Question 690: A 57-year-old man comes to the emergency department because of shortness of breath and palpitations for 3 hours. He has had similar episodes intermittently for 4 months. His pulse is 140/min and blood pressure is 90/60 mm Hg. An ECG shows irregular narrow-complex tachycardia with no discernable P waves. Emergent electrical cardioversion is performed and the patient reverts to normal sinus rhythm. Pharmacotherapy with sotalol is begun. Which of the following is the most likely physiologic effect of this drug?
A. Increased ventricular repolarization rate
B. Increased myocyte inotropy
C. Increased K+ efflux from myocytes
D. Decreased Purkinje fiber conduction
E. Decreased AV nodal conduction (Correct Answer)
Explanation: ***Decreased AV nodal conduction***
- **Sotalol** is a **beta-blocker** (Class II antiarrhythmic) and a **potassium channel blocker** (Class III antiarrhythmic). Its beta-blocking effect **slows AV nodal conduction**, increasing the refractory period and thereby reducing ventricular response in atrial fibrillation or flutter.
- This action helps to **control the ventricular rate** and prevent rapid conduction from the atria to the ventricles, which is crucial in managing tachyarrhythmias.
*Increased ventricular repolarization rate*
- Sotalol is a **Class III antiarrhythmic** drug, which primarily works by **blocking potassium channels** and **prolonging the action potential duration** (and thus repolarization time) in ventricular myocytes.
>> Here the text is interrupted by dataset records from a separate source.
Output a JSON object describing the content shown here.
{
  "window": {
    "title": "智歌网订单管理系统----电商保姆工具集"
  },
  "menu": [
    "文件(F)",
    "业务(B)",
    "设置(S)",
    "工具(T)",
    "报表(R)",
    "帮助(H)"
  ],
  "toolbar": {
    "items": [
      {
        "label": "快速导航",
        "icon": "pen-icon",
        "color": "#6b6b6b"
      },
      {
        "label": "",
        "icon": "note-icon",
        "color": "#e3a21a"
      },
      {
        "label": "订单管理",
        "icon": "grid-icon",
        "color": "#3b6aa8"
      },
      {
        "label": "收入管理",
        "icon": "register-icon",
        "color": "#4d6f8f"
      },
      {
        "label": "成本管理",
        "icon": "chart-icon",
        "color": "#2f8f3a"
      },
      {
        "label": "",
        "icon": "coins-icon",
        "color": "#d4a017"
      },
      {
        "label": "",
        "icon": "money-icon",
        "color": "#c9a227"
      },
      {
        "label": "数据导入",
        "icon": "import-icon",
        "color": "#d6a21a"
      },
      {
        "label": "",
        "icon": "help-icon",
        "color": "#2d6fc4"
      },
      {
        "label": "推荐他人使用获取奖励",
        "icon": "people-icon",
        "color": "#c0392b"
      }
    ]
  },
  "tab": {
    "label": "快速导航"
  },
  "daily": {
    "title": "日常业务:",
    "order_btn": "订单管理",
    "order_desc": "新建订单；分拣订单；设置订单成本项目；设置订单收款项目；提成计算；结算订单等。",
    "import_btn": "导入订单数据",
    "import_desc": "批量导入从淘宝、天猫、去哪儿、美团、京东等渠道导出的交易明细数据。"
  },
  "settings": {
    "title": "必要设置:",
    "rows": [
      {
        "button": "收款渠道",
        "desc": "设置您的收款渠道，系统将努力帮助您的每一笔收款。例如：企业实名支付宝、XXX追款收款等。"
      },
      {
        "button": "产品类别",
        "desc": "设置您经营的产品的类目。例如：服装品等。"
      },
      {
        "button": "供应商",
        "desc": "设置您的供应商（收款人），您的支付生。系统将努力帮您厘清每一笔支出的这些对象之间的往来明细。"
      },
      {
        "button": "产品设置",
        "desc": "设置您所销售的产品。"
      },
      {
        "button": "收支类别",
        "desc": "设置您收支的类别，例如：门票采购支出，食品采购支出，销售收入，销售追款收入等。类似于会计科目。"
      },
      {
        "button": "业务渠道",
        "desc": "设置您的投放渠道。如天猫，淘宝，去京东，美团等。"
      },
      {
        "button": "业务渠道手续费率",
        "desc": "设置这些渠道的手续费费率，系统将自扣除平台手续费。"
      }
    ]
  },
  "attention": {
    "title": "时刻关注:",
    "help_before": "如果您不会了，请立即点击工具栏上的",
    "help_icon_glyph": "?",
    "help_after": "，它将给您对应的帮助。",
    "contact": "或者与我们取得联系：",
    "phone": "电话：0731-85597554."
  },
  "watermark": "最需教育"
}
- Therefore, it **decreases** (rather than increases) the ventricular repolarization rate.
*Increased myocyte inotropy*
- As a **beta-blocker**, sotalol typically acts to **decrease myocardial contractility** (negative inotropy) by blocking beta-adrenergic receptors.
- This effect is generally not desired in patients with heart failure but contributes to its antiarrhythmic properties by reducing myocardial oxygen demand.
*Increased K+ efflux from myocytes*
- Sotalol is a **potassium channel blocker**, meaning it **inhibits K+ efflux** from myocytes during phase 3 of the action potential.
- This inhibition leads to a **prolongation of repolarization** and the refractory period, which is a key mechanism of its Class III antiarrhythmic effect.
*Decreased Purkinje fiber conduction*
- While sotalol can have some effect on Purkinje fibers due to its Class III activity (prolonging action potential), its direct and most significant effect as a beta-blocker on conduction is primarily on the **AV node**.
- Other antiarrhythmics like **Class IC drugs** (e.g., flecainide, propafenone) are known for marked conduction velocity reduction in Purkinje fibers and ventricular myocardium.